À travers l’histoire, les questionnements récurrents concernant l’impact des nouvelles technologies portent sur l’emploi et les inégalités. Un rapport de l’OCDE (2016) indique que 15% des tâches seront automatisées d’ici à 2030 avec de fortes variations selon les pays, allant de 9% en Inde jusqu’à 23 et 24% aux Etats- Unis et en Allemagne, voire 29% au Japon. Les conséquences de l’automatisation varient selon les secteurs et les fonctions. Les métiers de l’industrie manufacturière seront les plus touchés contrairement aux fonctions managériales. Par exemple, le potentiel de l’apprentissage automatique, de la robotique collaborative (ou cobotique) et de l’analyse de données volumineuses pourrait remplacer des emplois de niveau intermédiaire ou supérieur dans la gestion des chaînes logistiques. Au-delà des pertes d’emplois déjà enregistrées et à attendre, l’automatisation entraînera une transformation des métiers, voire des changements de poste et de secteur pour 375 millions de salariés (selon un scénario d’automatisation rapide), soit 14% de la population active mondiale. Les salariés devront progressivement développer des compétences transversales adaptées au numérique en plus de leurs compétences techniques. Le système éducatif et de formation professionnelle subira une pression considérable pour s’adapter à ces nouvelles exigences en matière de compétences.

Une révolution de l’organisation industrielle par l’hyper- intégration

La structuration des chaînes de valeur mondiales est également affectée. L’organisation industrielle s’appuie désormais sur des machines et des systèmes interconnectés formant un réseau intelligent capable d’une plus grande adaptabilité sur l’ensemble de la chaîne de valeur. Ils permettent ainsi de créer une intégration sans coupures de process et systèmes au cours des différentes étapes du supply chain management. L’industrie 4.0 autorise de fait une communication continue et instantanée entre les différents outils et postes de travail intégrés dans les chaînes de fabrication et d’approvisionnement. L’objectif est d’optimiser des processus et d’améliorer leur flexibilité afin de s’adapter à la demande en temps réel. Pour autant, l’efficacité opérationnelle recherchée, en rendant les problèmes visibles et mesurables, doit veiller à positionner l’humain au centre de l’organisation. Elle nécessite d’être intégrée au contexte de coopération avec l’humain, l’amélioration de la logistique comme des autres fonctions de l’entreprise reposant sur une évolution complète du travail.

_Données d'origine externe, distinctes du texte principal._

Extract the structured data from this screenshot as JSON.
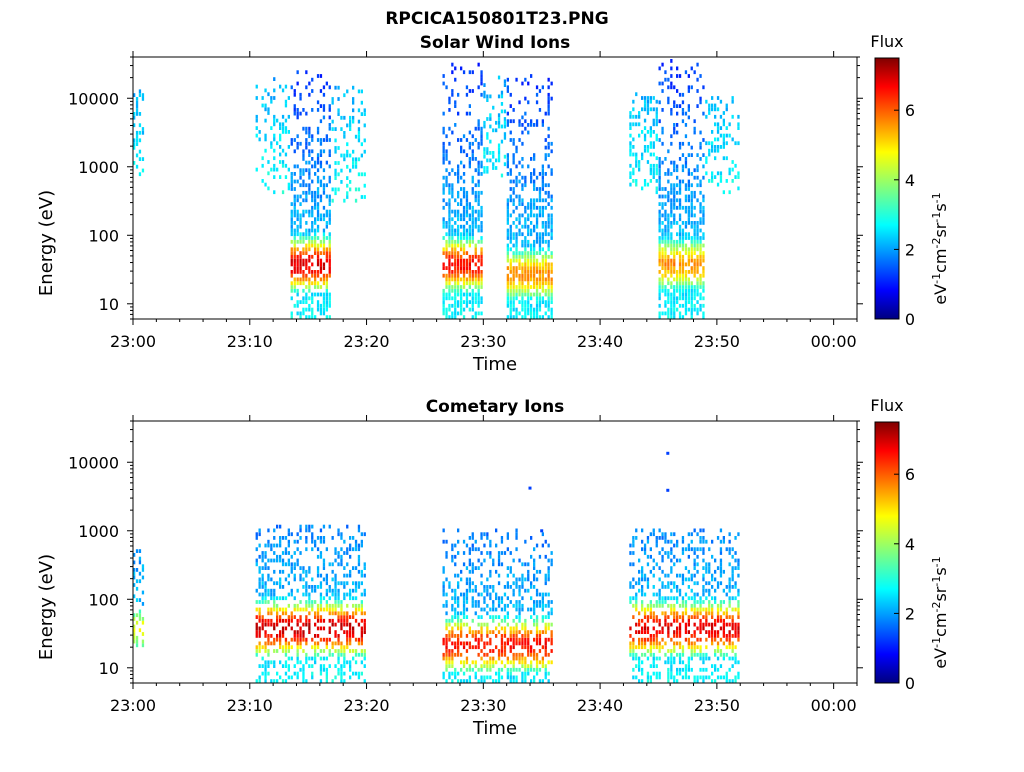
{
  "figure": {
    "title": "RPCICA150801T23.PNG"
  },
  "colorscale": {
    "stops": [
      "#00007f",
      "#0000ff",
      "#007fff",
      "#00ffff",
      "#7fff7f",
      "#ffff00",
      "#ff7f00",
      "#ff0000",
      "#7f0000"
    ]
  },
  "chart_data": [
    {
      "type": "heatmap",
      "title": "Solar Wind Ions",
      "xlabel": "Time",
      "ylabel": "Energy (eV)",
      "x_unit": "minutes after 23:00",
      "xlim": [
        0,
        62
      ],
      "xticks": [
        0,
        10,
        20,
        30,
        40,
        50,
        60
      ],
      "xtick_labels": [
        "23:00",
        "23:10",
        "23:20",
        "23:30",
        "23:40",
        "23:50",
        "00:00"
      ],
      "y_scale": "log",
      "ylim": [
        6,
        40000
      ],
      "yticks": [
        10,
        100,
        1000,
        10000
      ],
      "ytick_labels": [
        "10",
        "100",
        "1000",
        "10000"
      ],
      "colorbar": {
        "label_top": "Flux",
        "range": [
          0,
          7.5
        ],
        "ticks": [
          0,
          2,
          4,
          6
        ],
        "tick_labels": [
          "0",
          "2",
          "4",
          "6"
        ]
      },
      "regions": [
        {
          "t_start": 0.0,
          "t_end": 0.8,
          "e_low": 500,
          "e_high": 12000,
          "peak_energy": 3000,
          "peak_flux": 1.8,
          "density": 0.4
        },
        {
          "t_start": 10.5,
          "t_end": 13.5,
          "e_low": 400,
          "e_high": 20000,
          "peak_energy": 4000,
          "peak_flux": 1.6,
          "density": 0.3
        },
        {
          "t_start": 13.5,
          "t_end": 17.0,
          "e_low": 6,
          "e_high": 25000,
          "peak_energy": 35,
          "peak_flux": 6.8,
          "density": 0.75
        },
        {
          "t_start": 17.0,
          "t_end": 20.0,
          "e_low": 300,
          "e_high": 15000,
          "peak_energy": 3000,
          "peak_flux": 1.6,
          "density": 0.3
        },
        {
          "t_start": 26.5,
          "t_end": 30.0,
          "e_low": 6,
          "e_high": 30000,
          "peak_energy": 35,
          "peak_flux": 6.5,
          "density": 0.8
        },
        {
          "t_start": 30.0,
          "t_end": 32.0,
          "e_low": 700,
          "e_high": 20000,
          "peak_energy": 4000,
          "peak_flux": 1.5,
          "density": 0.3
        },
        {
          "t_start": 32.0,
          "t_end": 36.0,
          "e_low": 6,
          "e_high": 20000,
          "peak_energy": 25,
          "peak_flux": 5.5,
          "density": 0.8
        },
        {
          "t_start": 42.5,
          "t_end": 45.0,
          "e_low": 400,
          "e_high": 12000,
          "peak_energy": 3000,
          "peak_flux": 1.6,
          "density": 0.4
        },
        {
          "t_start": 45.0,
          "t_end": 49.0,
          "e_low": 6,
          "e_high": 35000,
          "peak_energy": 35,
          "peak_flux": 5.5,
          "density": 0.8
        },
        {
          "t_start": 49.0,
          "t_end": 52.0,
          "e_low": 400,
          "e_high": 10000,
          "peak_energy": 3000,
          "peak_flux": 1.5,
          "density": 0.35
        }
      ]
    },
    {
      "type": "heatmap",
      "title": "Cometary Ions",
      "xlabel": "Time",
      "ylabel": "Energy (eV)",
      "x_unit": "minutes after 23:00",
      "xlim": [
        0,
        62
      ],
      "xticks": [
        0,
        10,
        20,
        30,
        40,
        50,
        60
      ],
      "xtick_labels": [
        "23:00",
        "23:10",
        "23:20",
        "23:30",
        "23:40",
        "23:50",
        "00:00"
      ],
      "y_scale": "log",
      "ylim": [
        6,
        40000
      ],
      "yticks": [
        10,
        100,
        1000,
        10000
      ],
      "ytick_labels": [
        "10",
        "100",
        "1000",
        "10000"
      ],
      "colorbar": {
        "label_top": "Flux",
        "range": [
          0,
          7.5
        ],
        "ticks": [
          0,
          2,
          4,
          6
        ],
        "tick_labels": [
          "0",
          "2",
          "4",
          "6"
        ]
      },
      "regions": [
        {
          "t_start": 0.0,
          "t_end": 0.8,
          "e_low": 20,
          "e_high": 500,
          "peak_energy": 35,
          "peak_flux": 4.5,
          "density": 0.5
        },
        {
          "t_start": 10.5,
          "t_end": 20.0,
          "e_low": 6,
          "e_high": 1200,
          "peak_energy": 35,
          "peak_flux": 7.0,
          "density": 0.55
        },
        {
          "t_start": 26.5,
          "t_end": 36.0,
          "e_low": 6,
          "e_high": 1000,
          "peak_energy": 20,
          "peak_flux": 6.5,
          "density": 0.55
        },
        {
          "t_start": 42.5,
          "t_end": 52.0,
          "e_low": 6,
          "e_high": 1000,
          "peak_energy": 35,
          "peak_flux": 6.8,
          "density": 0.55
        }
      ],
      "points": [
        {
          "t": 34.0,
          "energy": 4200,
          "flux": 1.4
        },
        {
          "t": 35.0,
          "energy": 1000,
          "flux": 1.4
        },
        {
          "t": 45.8,
          "energy": 13500,
          "flux": 1.4
        },
        {
          "t": 45.8,
          "energy": 3900,
          "flux": 1.4
        }
      ]
    }
  ]
}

L’agilité, la connectivité et la collaboration sont donc au cœur des pratiques de l’industrie 4.0 et conduisent certains observateurs à affirmer que son impact sera fondamentalement différent des précédentes vagues de mécanisation et d’automatisation.

Une révolution environnementale par la transition écologique et énergétique

Les questions environnementales préoccupent également l’industrie 4.0 qui peut non seulement améliorer la productivité et la compétitivité mais aussi contribuer à l’efficacité énergétique et à une allocation efficace des ressources en favorisant des modèles de production et de consommation durables. C’est ainsi que l’on observe une tendance à l’industrialisation de l’économie circulaire. Confrontés à la hausse des prix des matières premières, les industriels cherchent de plus en plus à valoriser leurs déchets au sein de leurs processus de fabrication. Plus généralement, l’usine du futur permettra de programmer de petites et moyennes séries de façon compétitive en s’adaptant aux besoins des consommateurs et en évitant les stocks. Parallèlement, l’amélioration de l’utilisation des ressources énergétiques est rendue possible en particulier au sein des villes intelligentes (Smart Cities) qui déploient des solutions innovantes permettant des économies (gestion en temps réel de la consommation d’énergie des bâtiments, nouveaux modes de production locale d’énergies renouvelables, réseau urbain de chaleur et de froid sur géothermie de nappe, récupération de la chaleur des réseaux d’eaux usées…). La transition écologique et énergétique prend ainsi appui sur l’industrie 4.0 et conduit à s’interroger sur les politiques publiques de soutien à mener pour favoriser les éco-innovations, i.e. les technologies améliorant la performance environnementale.